In the advert (pictured), the tax authority lists more than 90 countries and jurisdictions that are set to commence the sharing of financial information on UK taxpayers.
However, doubts have been raised by practitioners over whether HMRC can readily handle and make use of the information garnered through the arrangements.
A senior tax partner at MHA MacIntyre Hudson, Nigel May, said: “Campaigns like this are all well and good but questions remain over the ability of HMRC to use the information they gain from this high profile action. We have found that similar previous advertising tended to flush out taxpayers who had in fact fully complied and were just terrified by the inherent underlying threat.
“And we also know of other instances of cases where there was undeclared tax due of under £100 which would undoubtedly have cost the revenue more in administration costs than the small sum they received.”
The government has actively pursued the introduction of central public registers of company ownership in British overseas territories in order to allow law enforcement agencies to trace currently-anonymous criminals behind businesses. That agenda was met with resistance in some territories.

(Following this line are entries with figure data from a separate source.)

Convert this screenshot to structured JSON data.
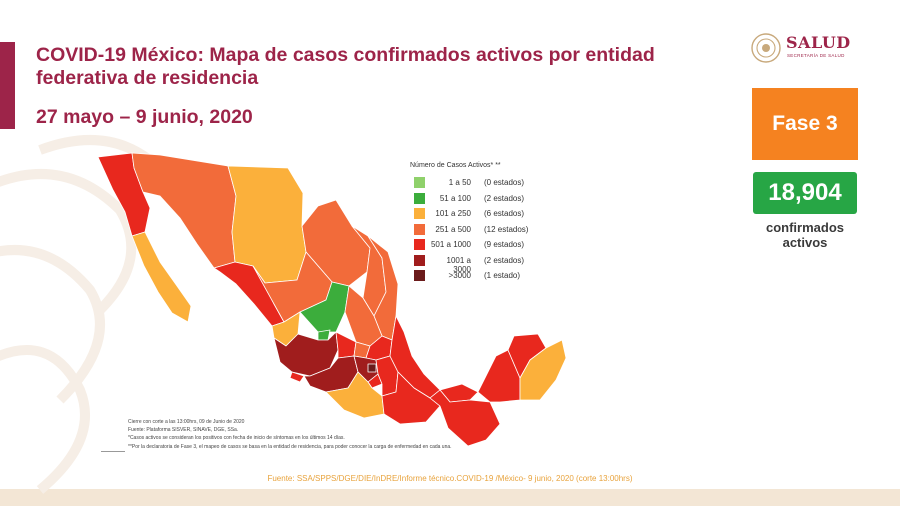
{
  "header": {
    "title": "COVID-19 México: Mapa de casos confirmados activos por entidad federativa de residencia",
    "date_range": "27 mayo – 9 junio, 2020"
  },
  "logo": {
    "name": "SALUD",
    "subtitle": "SECRETARÍA DE SALUD"
  },
  "colors": {
    "brand": "#9d2449",
    "phase_orange": "#f58220",
    "count_green": "#27a645",
    "source_text": "#e8a33d"
  },
  "phase": {
    "label": "Fase 3"
  },
  "active_cases": {
    "count": "18,904",
    "label": "confirmados activos"
  },
  "legend": {
    "title": "Número de Casos Activos* **",
    "items": [
      {
        "range": "1 a 50",
        "states": "(0 estados)",
        "color": "#8fd16b"
      },
      {
        "range": "51 a 100",
        "states": "(2 estados)",
        "color": "#3cad3c"
      },
      {
        "range": "101 a 250",
        "states": "(6 estados)",
        "color": "#fbb03b"
      },
      {
        "range": "251 a 500",
        "states": "(12 estados)",
        "color": "#f26b3a"
      },
      {
        "range": "501 a 1000",
        "states": "(9 estados)",
        "color": "#e8281e"
      },
      {
        "range": "1001 a 3000",
        "states": "(2 estados)",
        "color": "#a01d1d"
      },
      {
        "range": ">3000",
        "states": "(1 estado)",
        "color": "#6b1b1b"
      }
    ]
  },
  "notes": [
    "Cierre con corte a las 13:00hrs, 09 de Junio de 2020",
    "Fuente: Plataforma SISVER, SINAVE, DGE, SSa.",
    "*Casos activos se consideran los positivos con fecha de inicio de síntomas en los últimos 14 días.",
    "**Por la declaratoria de Fase 3, el mapeo de casos se basa en la entidad de residencia, para poder conocer la carga de enfermedad en cada una."
  ],
  "source": "Fuente: SSA/SPPS/DGE/DIE/InDRE/Informe técnico.COVID-19 /México- 9 junio, 2020 (corte 13:00hrs)"
}
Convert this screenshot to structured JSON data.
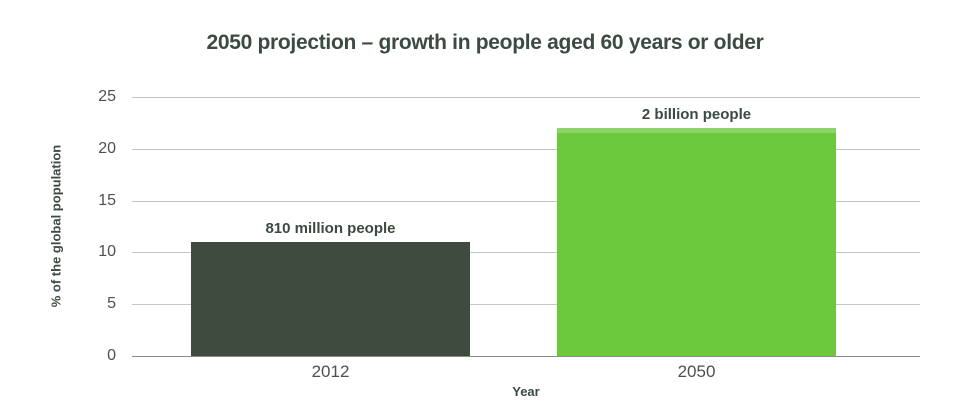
{
  "chart_data": {
    "type": "bar",
    "title": "2050 projection – growth in people aged 60 years or older",
    "xlabel": "Year",
    "ylabel": "% of the global population",
    "categories": [
      "2012",
      "2050"
    ],
    "values": [
      11,
      22
    ],
    "bar_labels": [
      "810 million people",
      "2 billion people"
    ],
    "bar_colors": [
      "#3e4b3e",
      "#6cc83c"
    ],
    "bar_top_highlight": [
      false,
      true
    ],
    "ylim": [
      0,
      25
    ],
    "yticks": [
      0,
      5,
      10,
      15,
      20,
      25
    ],
    "grid": true,
    "legend_position": "none"
  },
  "colors": {
    "background": "#ffffff",
    "text_dark": "#3c4a40",
    "tick_text": "#4f4f4f",
    "gridline": "#c6c6c6",
    "axis_line": "#8c8c8c"
  }
}
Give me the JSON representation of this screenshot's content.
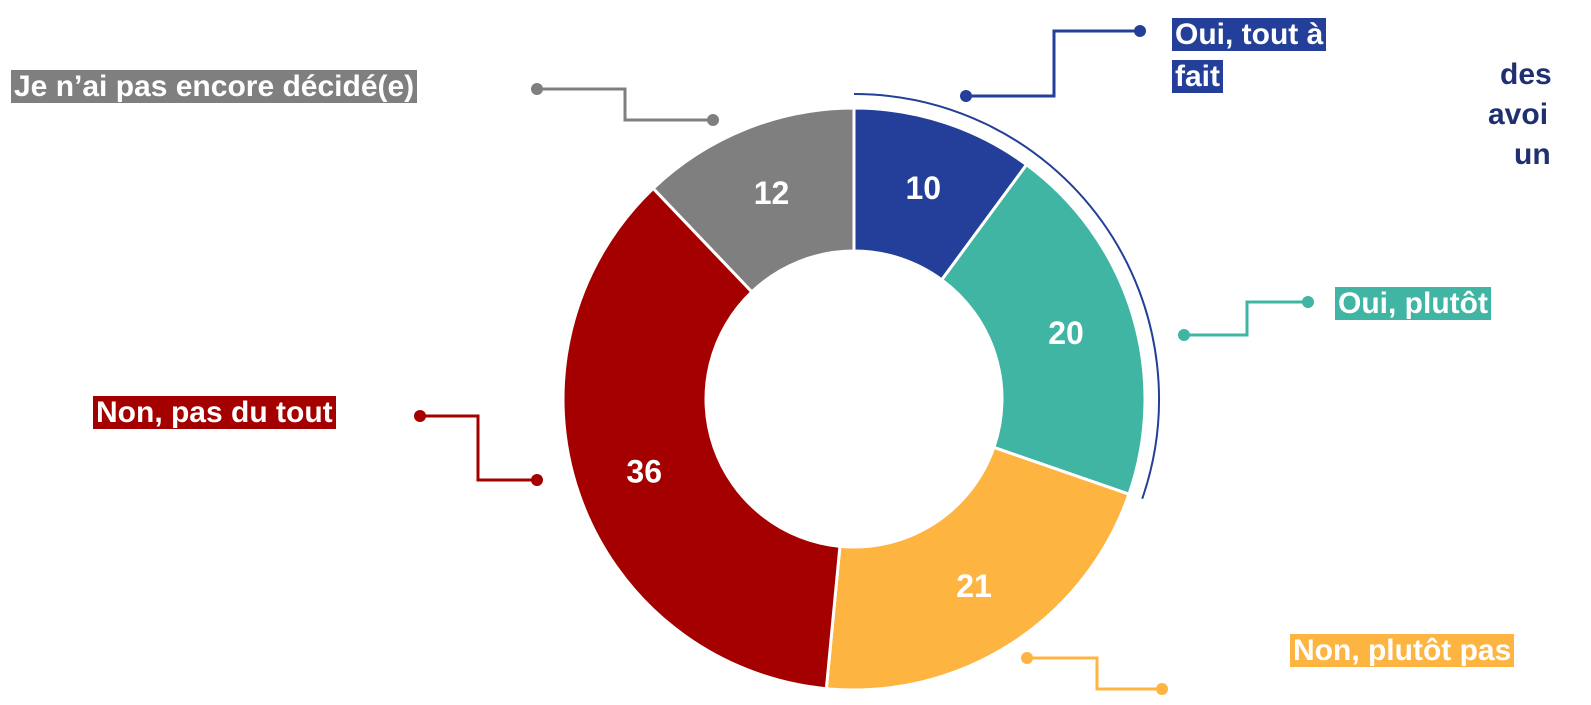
{
  "chart_data": {
    "type": "donut",
    "categories": [
      "Oui, tout à fait",
      "Oui, plutôt",
      "Non, plutôt pas",
      "Non, pas du tout",
      "Je n’ai pas encore décidé(e)"
    ],
    "values": [
      10,
      20,
      21,
      36,
      12
    ],
    "colors": [
      "#233f99",
      "#40b5a3",
      "#fdb441",
      "#a50000",
      "#7f7f7f"
    ],
    "annotations": [
      "des",
      "avoi",
      "un"
    ]
  }
}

In May 2013, David Cameron hailed a deal which saw all the UK’s overseas territories signed up to automatic information-sharing deals. Under the scheme, the UK is, along with other countries involved, automatically provided with more information about bank accounts held by their taxpayers in those jurisdictions, including names, addresses, dates of birth, account numbers, account balances and details of payments made into those accounts.
That policy has also been followed more widely, and at the G8 summit that year, the prime minister made great play of making tax transparency a central issue. But he failed to convince his G8 counterparts and no binding agreement was made.
Despite that, the government has continued to strike agreements with other nations and jurisdictions, leading to the list published in the Sunday Times, along with others.